The NCSC establishes a clear standard: "never trust, always verify." Every citation generated by an AI tool must be independently verified against a primary legal research database — Westlaw, Lexis, Bloomberg Law, or an official court docket. This is not optional, and it is not delegable to the AI tool itself. The following protocols represent current best practices for avoiding AI hallucination sanctions.

  1. Verify every citation against a primary source. Do not rely on the AI tool's own verification features. Open the actual case or statute in a trusted legal research platform and confirm the holding, quotation, and citation format match what the AI generated.
  2. Maintain human-in-the-loop review. At least one licensed attorney who did not use the AI tool should review every filing for citation accuracy before submission. This creates a second line of defense against hallucinated content.
  3. Implement firm-wide AI use policies. In Johnson v. Dunn, the firm was not sanctioned because it had AI policies in place — but the individual attorneys were. A written policy that specifies permitted tools, verification requirements, and consequences for non-compliance provides both guidance and a liability shield.
  4. Document verification steps. Maintain a record of which citations were verified, by whom, and on what date. In the event of a hallucination, this documentation demonstrates good-faith compliance with professional responsibility obligations and can significantly reduce sanction severity.
  5. If you discover a hallucination, correct it immediately. The single most important factor in reducing sanctions is prompt, honest remediation. Notify the court and opposing counsel, file a corrected brief, and explain what happened.
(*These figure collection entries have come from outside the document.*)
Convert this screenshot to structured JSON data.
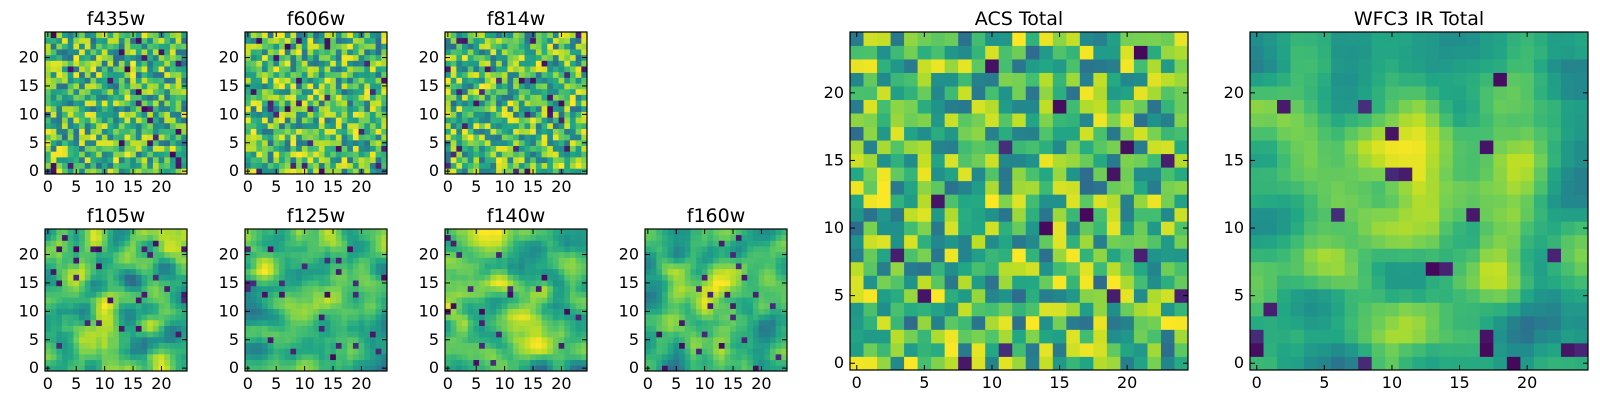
{
  "chart_data": [
    {
      "type": "heatmap",
      "title": "f435w",
      "colormap": "viridis",
      "grid_size": 25,
      "x_ticks": [
        "0",
        "5",
        "10",
        "15",
        "20"
      ],
      "y_ticks": [
        "0",
        "5",
        "10",
        "15",
        "20"
      ],
      "smoothness": 0,
      "bright_bias": 0.55,
      "seed": 11
    },
    {
      "type": "heatmap",
      "title": "f606w",
      "colormap": "viridis",
      "grid_size": 25,
      "x_ticks": [
        "0",
        "5",
        "10",
        "15",
        "20"
      ],
      "y_ticks": [
        "0",
        "5",
        "10",
        "15",
        "20"
      ],
      "smoothness": 0,
      "bright_bias": 0.6,
      "seed": 23
    },
    {
      "type": "heatmap",
      "title": "f814w",
      "colormap": "viridis",
      "grid_size": 25,
      "x_ticks": [
        "0",
        "5",
        "10",
        "15",
        "20"
      ],
      "y_ticks": [
        "0",
        "5",
        "10",
        "15",
        "20"
      ],
      "smoothness": 0,
      "bright_bias": 0.6,
      "seed": 37
    },
    {
      "type": "heatmap",
      "title": "f105w",
      "colormap": "viridis",
      "grid_size": 25,
      "x_ticks": [
        "0",
        "5",
        "10",
        "15",
        "20"
      ],
      "y_ticks": [
        "0",
        "5",
        "10",
        "15",
        "20"
      ],
      "smoothness": 1,
      "bright_bias": 0.55,
      "seed": 41
    },
    {
      "type": "heatmap",
      "title": "f125w",
      "colormap": "viridis",
      "grid_size": 25,
      "x_ticks": [
        "0",
        "5",
        "10",
        "15",
        "20"
      ],
      "y_ticks": [
        "0",
        "5",
        "10",
        "15",
        "20"
      ],
      "smoothness": 1,
      "bright_bias": 0.55,
      "seed": 53
    },
    {
      "type": "heatmap",
      "title": "f140w",
      "colormap": "viridis",
      "grid_size": 25,
      "x_ticks": [
        "0",
        "5",
        "10",
        "15",
        "20"
      ],
      "y_ticks": [
        "0",
        "5",
        "10",
        "15",
        "20"
      ],
      "smoothness": 1,
      "bright_bias": 0.6,
      "seed": 61
    },
    {
      "type": "heatmap",
      "title": "f160w",
      "colormap": "viridis",
      "grid_size": 25,
      "x_ticks": [
        "0",
        "5",
        "10",
        "15",
        "20"
      ],
      "y_ticks": [
        "0",
        "5",
        "10",
        "15",
        "20"
      ],
      "smoothness": 1,
      "bright_bias": 0.5,
      "center_bright": true,
      "seed": 71
    },
    {
      "type": "heatmap",
      "title": "ACS Total",
      "colormap": "viridis",
      "grid_size": 25,
      "x_ticks": [
        "0",
        "5",
        "10",
        "15",
        "20"
      ],
      "y_ticks": [
        "0",
        "5",
        "10",
        "15",
        "20"
      ],
      "smoothness": 0,
      "bright_bias": 0.62,
      "seed": 83
    },
    {
      "type": "heatmap",
      "title": "WFC3 IR Total",
      "colormap": "viridis",
      "grid_size": 25,
      "x_ticks": [
        "0",
        "5",
        "10",
        "15",
        "20"
      ],
      "y_ticks": [
        "0",
        "5",
        "10",
        "15",
        "20"
      ],
      "smoothness": 1,
      "bright_bias": 0.5,
      "center_bright": true,
      "seed": 97
    }
  ]
}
Do not attempt to conceal the error or blame the AI tool without taking responsibility.
  6. Use purpose-built legal AI tools, not general-purpose chatbots. Tools that incorporate RAG and are fine-tuned on legal databases have significantly lower hallucination rates than general-purpose LLMs. However, no tool is immune, and the verification obligation applies regardless of the tool used.
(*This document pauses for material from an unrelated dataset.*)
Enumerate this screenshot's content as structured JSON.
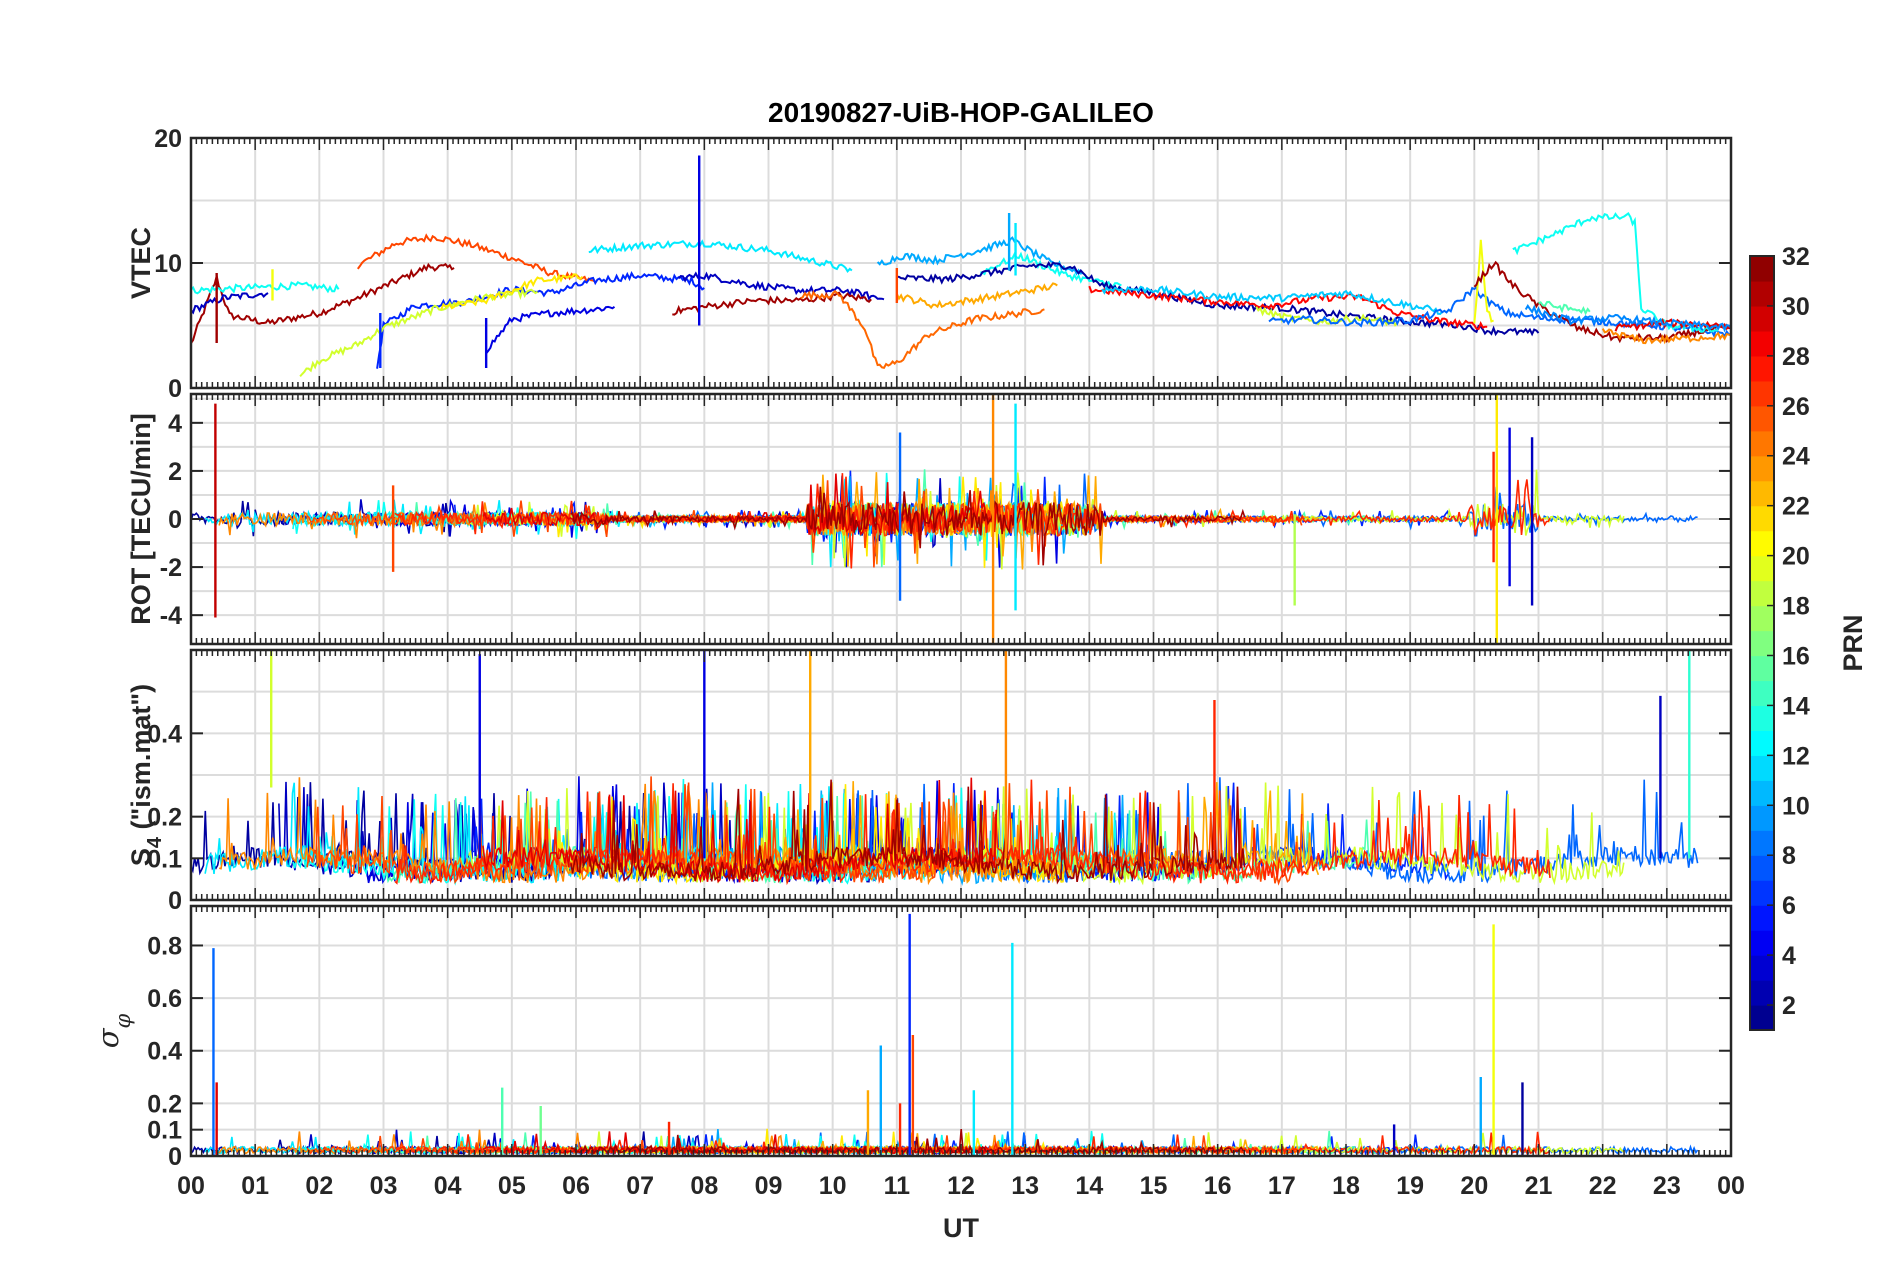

The stakes are high and rising. The Thomson Reuters study found 22 cases with fabricated citations in a single month (July 2025). The NPR report notes that 10 cases from 10 different courts were identified on a single day. The 2025 ABA TechReport found that 79% of lawyers report using AI tools. As adoption accelerates, so will the frequency of hallucination incidents — and the severity of sanctions for attorneys who fail to verify.